Evaluating Model Outcomes

Apply the NLP ML model to the original and counterfactual examples generated in the previous step. Record and compare the outcomes or predictions made by the model for each example. These outcomes could be classification labels, sentiment scores, or any other relevant outputs depending on the specific application.

Calculating Counterfactual Scores

Based on the differences observed in the model outcomes between the original and counterfactual examples, calculate a counterfactual score for each keyword. The counterfactual score represents the magnitude of the bias associated with a particular keyword. You can determine the score by measuring the degree of change in the model's outputs, such as the difference in predicted probabilities or the change in classification labels.

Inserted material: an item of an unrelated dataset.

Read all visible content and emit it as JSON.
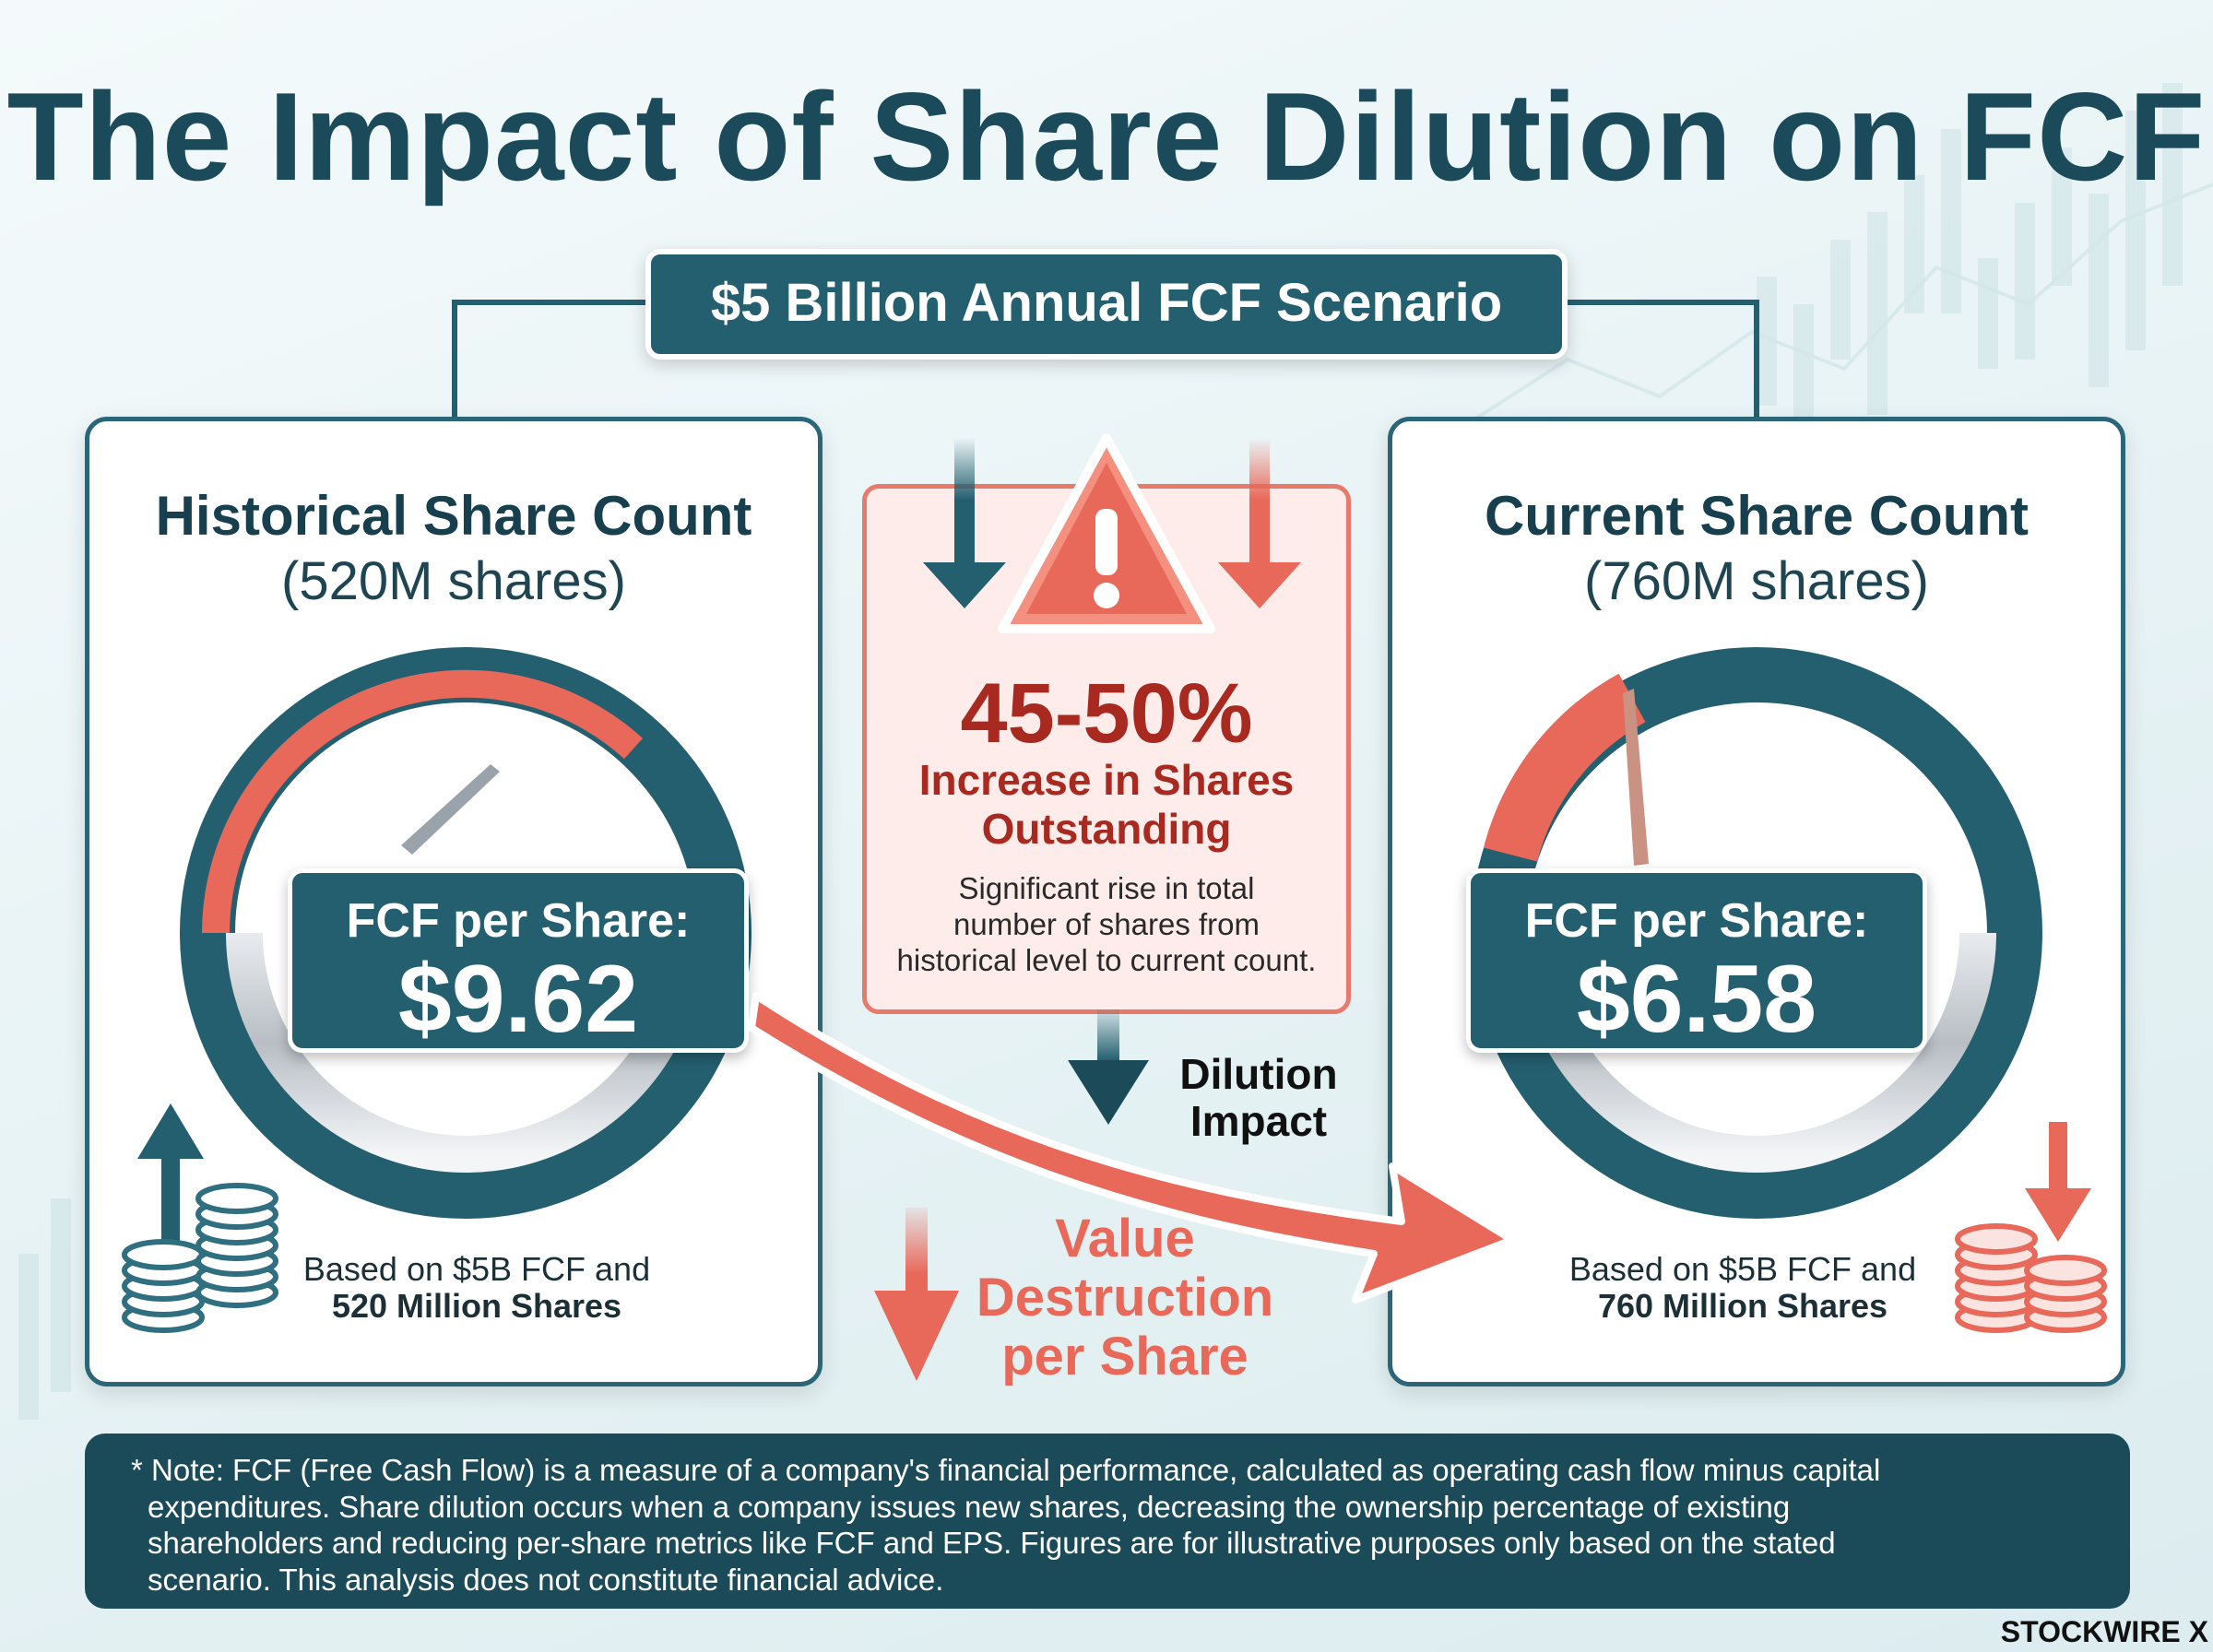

+------------------------+               +------------------------+
| Original   Text        |               | Counterfactual Text    |
+------------------------+               +------------------------+
               |                                    |
               |                                    |
               V                                    V
    +----------------+                     +------------------------+
    | NLP ML Model   |                     | NLP ML Model           |
    +----------------+                     +------------------------+
               |                                    |
               |                                    |
               V                                    V
     +--------------+                       +----------------------+
     | Outcome      |                       | Outcome              |
     | (Original)   |                       | (Counterfactual)     |
     +--------------+                       +----------------------+
               |                                    |
               |                                    |
               V                                    V
               +------------------------------------+
               |      Counterfactual Score          |
               +------------------------------------+

Analyzing Results

Analyze the counterfactual scores obtained for each keyword to gain insights into potential bias in the NLP ML application. Higher counterfactual scores indicate that the model is more sensitive to changes in that keyword, suggesting a higher degree of bias associated with it. By identifying specific keywords with significant counterfactual scores, you can focus on addressing and mitigating potential biases in your model.

Conclusion

The algorithm described above provides a systematic approach for detecting bias in NLP ML applications. By interchanging keywords associated with a protected concept and measuring the resulting differences in model outcomes, the algorithm enables the calculation of counterfactual scores. These scores help identify specific keywords that may contribute to biases in the application. By integrating this algorithm into your bias detection pipeline and quality management process, you can enhance the fairness and inclusiveness of your NLP ML models.